The bill authorizes the commissioner to enter into reciprocity agreements with any state that has comparable requirements for medical cannabis patients and caregivers to possess, transport, use, and transfer without remuneration medical cannabis in this and any other such approved state.

It removes the current requirement that before a permit is issued there must be the written approval of the board of health in the county where the permit is to be located.

The bill creates a new requirement that any person employed by a medical cannabis organization involved in the growing, processing, or dispensing of medical cannabis must be 18 years of age or older and registered with the bureau.

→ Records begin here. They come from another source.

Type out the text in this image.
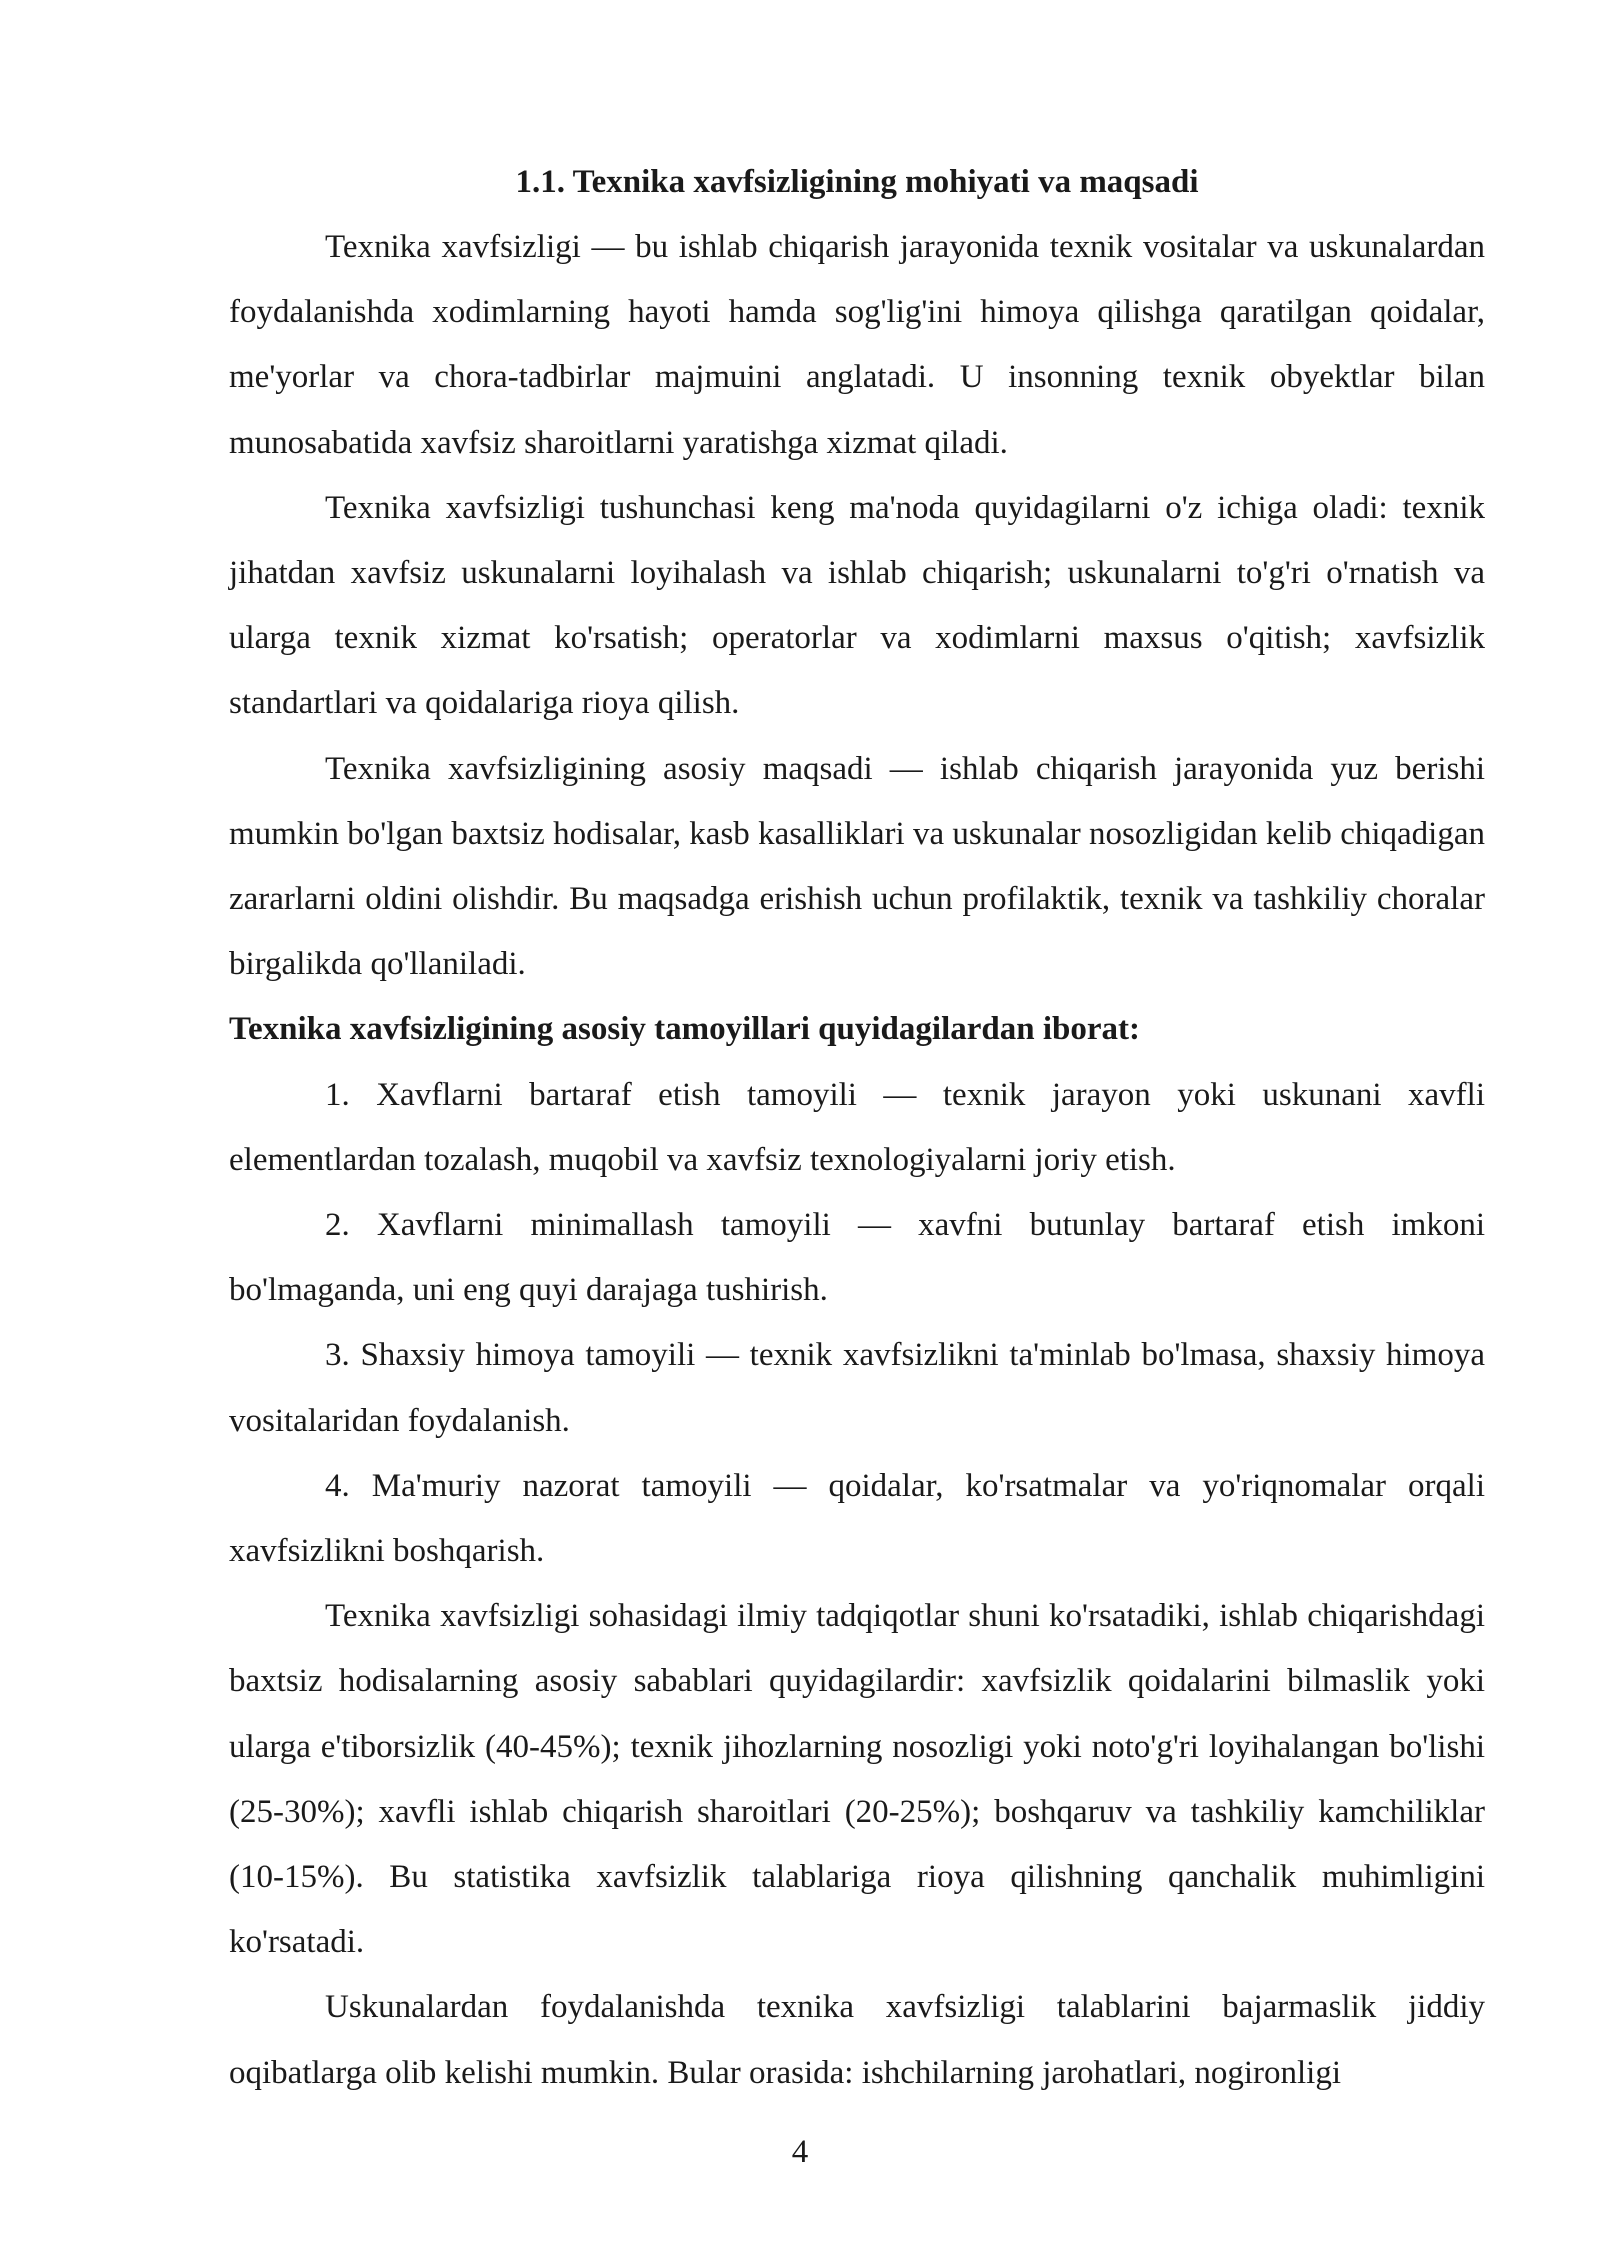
1.1. Texnika xavfsizligining mohiyati va maqsadi

Texnika xavfsizligi — bu ishlab chiqarish jarayonida texnik vositalar va uskunalardan foydalanishda xodimlarning hayoti hamda sog'lig'ini himoya qilishga qaratilgan qoidalar, me'yorlar va chora-tadbirlar majmuini anglatadi. U insonning texnik obyektlar bilan munosabatida xavfsiz sharoitlarni yaratishga xizmat qiladi.

Texnika xavfsizligi tushunchasi keng ma'noda quyidagilarni o'z ichiga oladi: texnik jihatdan xavfsiz uskunalarni loyihalash va ishlab chiqarish; uskunalarni to'g'ri o'rnatish va ularga texnik xizmat ko'rsatish; operatorlar va xodimlarni maxsus o'qitish; xavfsizlik standartlari va qoidalariga rioya qilish.

Texnika xavfsizligining asosiy maqsadi — ishlab chiqarish jarayonida yuz berishi mumkin bo'lgan baxtsiz hodisalar, kasb kasalliklari va uskunalar nosozligidan kelib chiqadigan zararlarni oldini olishdir. Bu maqsadga erishish uchun profilaktik, texnik va tashkiliy choralar birgalikda qo'llaniladi.

Texnika xavfsizligining asosiy tamoyillari quyidagilardan iborat:

1. Xavflarni bartaraf etish tamoyili — texnik jarayon yoki uskunani xavfli elementlardan tozalash, muqobil va xavfsiz texnologiyalarni joriy etish.

2. Xavflarni minimallash tamoyili — xavfni butunlay bartaraf etish imkoni bo'lmaganda, uni eng quyi darajaga tushirish.

3. Shaxsiy himoya tamoyili — texnik xavfsizlikni ta'minlab bo'lmasa, shaxsiy himoya vositalaridan foydalanish.

4. Ma'muriy nazorat tamoyili — qoidalar, ko'rsatmalar va yo'riqnomalar orqali xavfsizlikni boshqarish.

Texnika xavfsizligi sohasidagi ilmiy tadqiqotlar shuni ko'rsatadiki, ishlab chiqarishdagi baxtsiz hodisalarning asosiy sabablari quyidagilardir: xavfsizlik qoidalarini bilmaslik yoki ularga e'tiborsizlik (40-45%); texnik jihozlarning nosozligi yoki noto'g'ri loyihalangan bo'lishi (25-30%); xavfli ishlab chiqarish sharoitlari (20-25%); boshqaruv va tashkiliy kamchiliklar (10-15%). Bu statistika xavfsizlik talablariga rioya qilishning qanchalik muhimligini ko'rsatadi.

Uskunalardan foydalanishda texnika xavfsizligi talablarini bajarmaslik jiddiy oqibatlarga olib kelishi mumkin. Bular orasida: ishchilarning jarohatlari, nogironligi

4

Dispensaries may not be located within 1,000 feet of public, private, or parochial school or a daycare center, by providing the measurement must be from front door to front door, along the street or streets.

Jason Frame, Director of the Office of Medical Cannabis, commented on the bill, noting that he only got access to the committee substitute several minutes before the committee meeting. He said that at least two issues addressed by the bill have already been addressed by prior legislation.

The Senate Judiciary Committee passed the bill, and it now goes to the Senate floor for consideration.